An international team of scientists has suggested that asteroid impact craters may be the best place to look for signs of life on Mars and other planets.

Hellas Planitia, an enormous impact crater in the southern hemisphere of Mars (NASA)

The study, published in the journal Astrobiology, reports the discovery of tiny organisms underneath a site where an asteroid crashed some 35 million years ago.

The team believes that the organisms are evidence that such craters provide refuge for microbes, sheltering them from the effects of the changing seasons and events such as global warming or ice ages. The research also suggests that crater sites on Mars may also be hiding life, and that drilling beneath them could lead to evidence of similar life forms.
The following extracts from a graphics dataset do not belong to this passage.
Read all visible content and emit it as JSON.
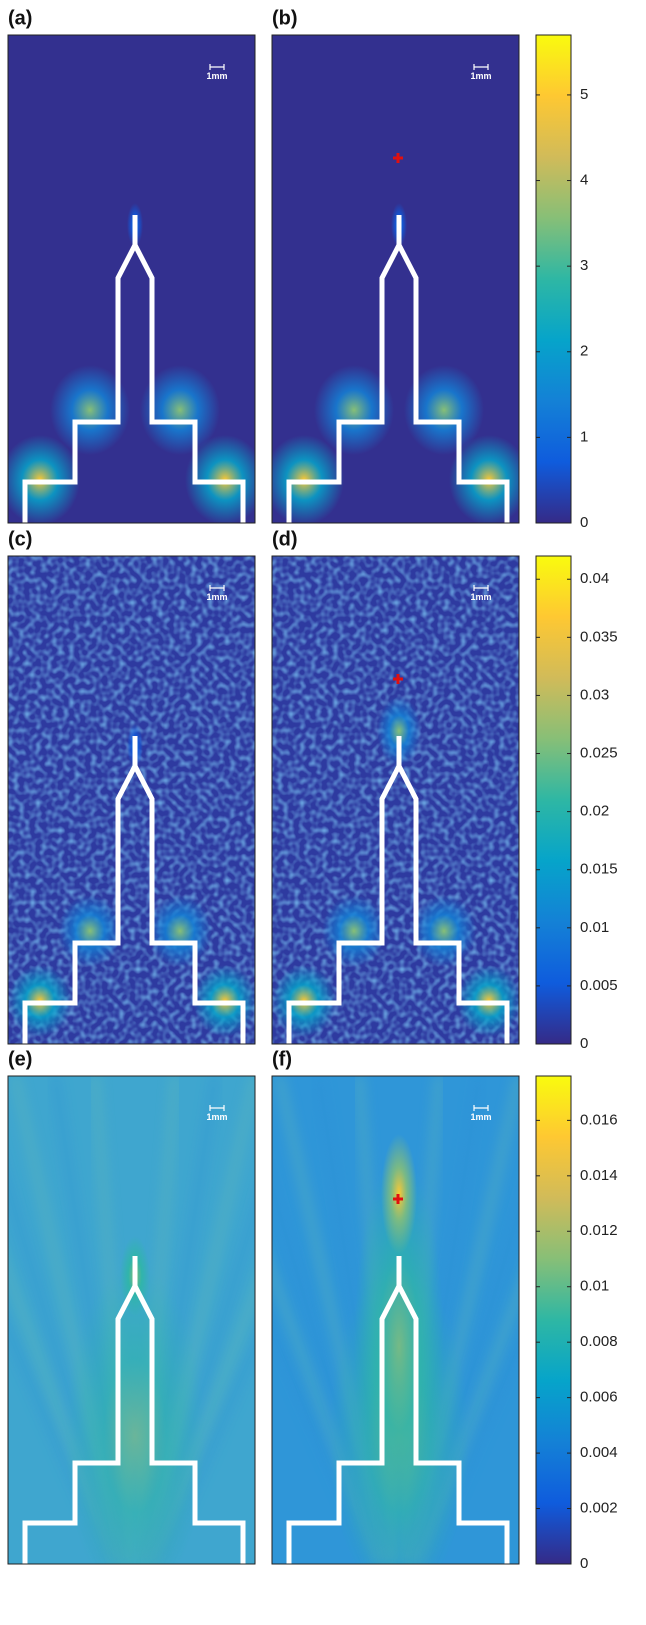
{
  "colormap": [
    "#352a87",
    "#0f5cdd",
    "#1481d6",
    "#06a4ca",
    "#2eb7a4",
    "#87bf77",
    "#d1bb59",
    "#fec832",
    "#f9fb0e"
  ],
  "chart_data": [
    {
      "type": "heatmap",
      "style": "smooth",
      "panels": [
        "(a)",
        "(b)"
      ],
      "scale_label": "1mm",
      "clim": [
        0,
        5.7
      ],
      "cticks": [
        0,
        1,
        2,
        3,
        4,
        5
      ]
    },
    {
      "type": "heatmap",
      "style": "noisy",
      "panels": [
        "(c)",
        "(d)"
      ],
      "scale_label": "1mm",
      "clim": [
        0,
        0.042
      ],
      "cticks": [
        0,
        0.005,
        0.01,
        0.015,
        0.02,
        0.025,
        0.03,
        0.035,
        0.04
      ]
    },
    {
      "type": "heatmap",
      "style": "diffuse",
      "panels": [
        "(e)",
        "(f)"
      ],
      "scale_label": "1mm",
      "clim": [
        0,
        0.0176
      ],
      "cticks": [
        0,
        0.002,
        0.004,
        0.006,
        0.008,
        0.01,
        0.012,
        0.014,
        0.016
      ]
    }
  ]
}
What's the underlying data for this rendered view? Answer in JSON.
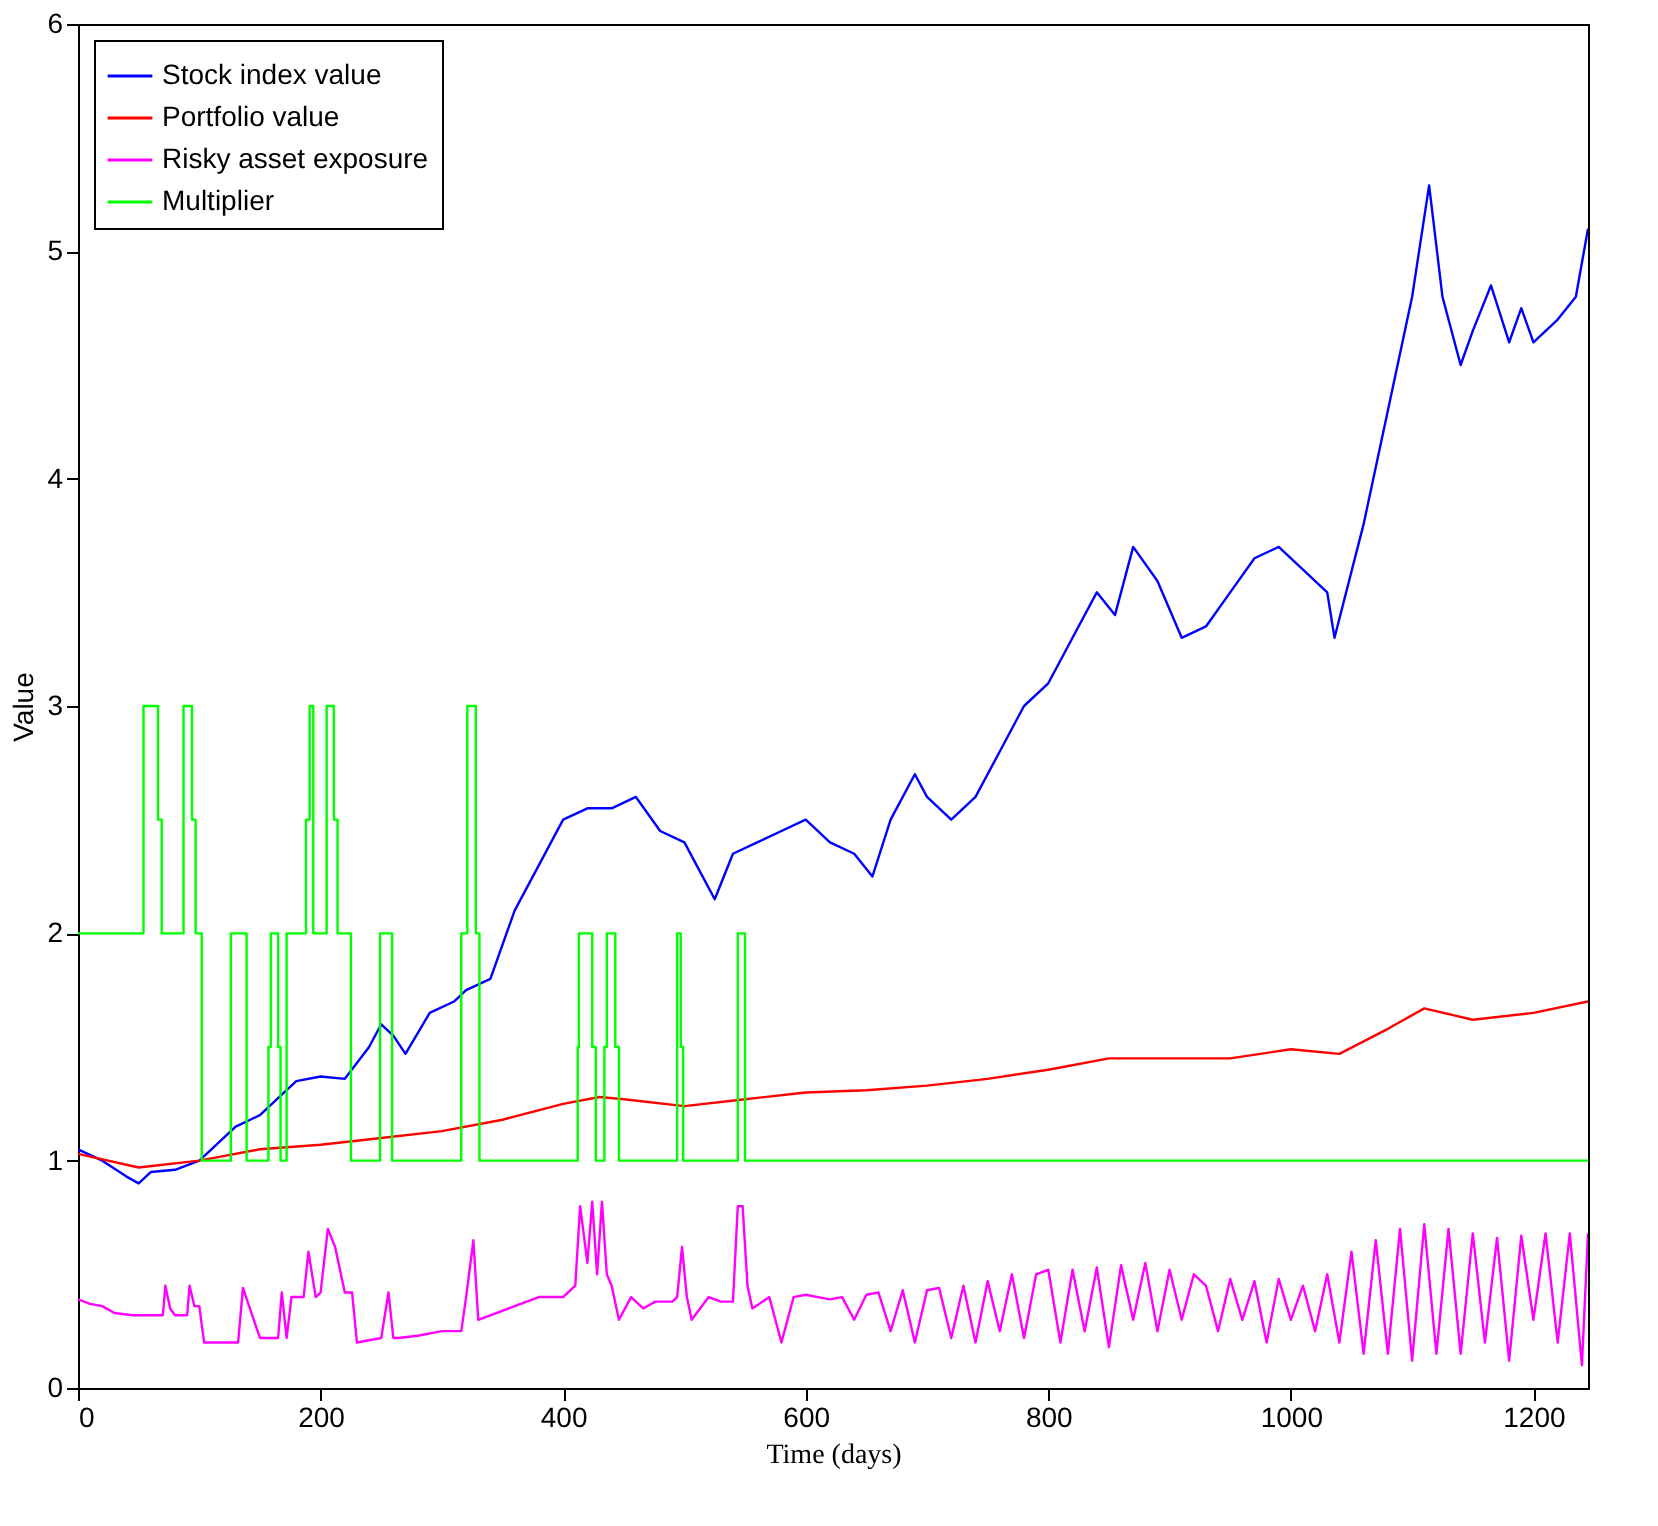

The scientists drilled about 1.76 km below one of the largest asteroid impact craters on Earth – Chesapeake Bay impact structure in the United States.

Samples from below ground showed that microbes are unevenly spread throughout the rock, suggesting that the environment is continuing to settle 35 million years after impact.

The team suggests that heat from the impact of an asteroid collision would kill everything at the surface, but fractures to rocks deep below would enable water and nutrients to flow in and support life. Some organisms grow by absorbing elements such as iron from rock.

“The deeply fractured areas around impact craters can provide a safe haven in which microbes can flourish for long periods of time,” concluded lead author Prof. Charles Cockell of the University of Edinburgh’s School of Physics and Astronomy. “Our findings suggest that the subsurface of craters on Mars might be a promising place to search for evidence of life.”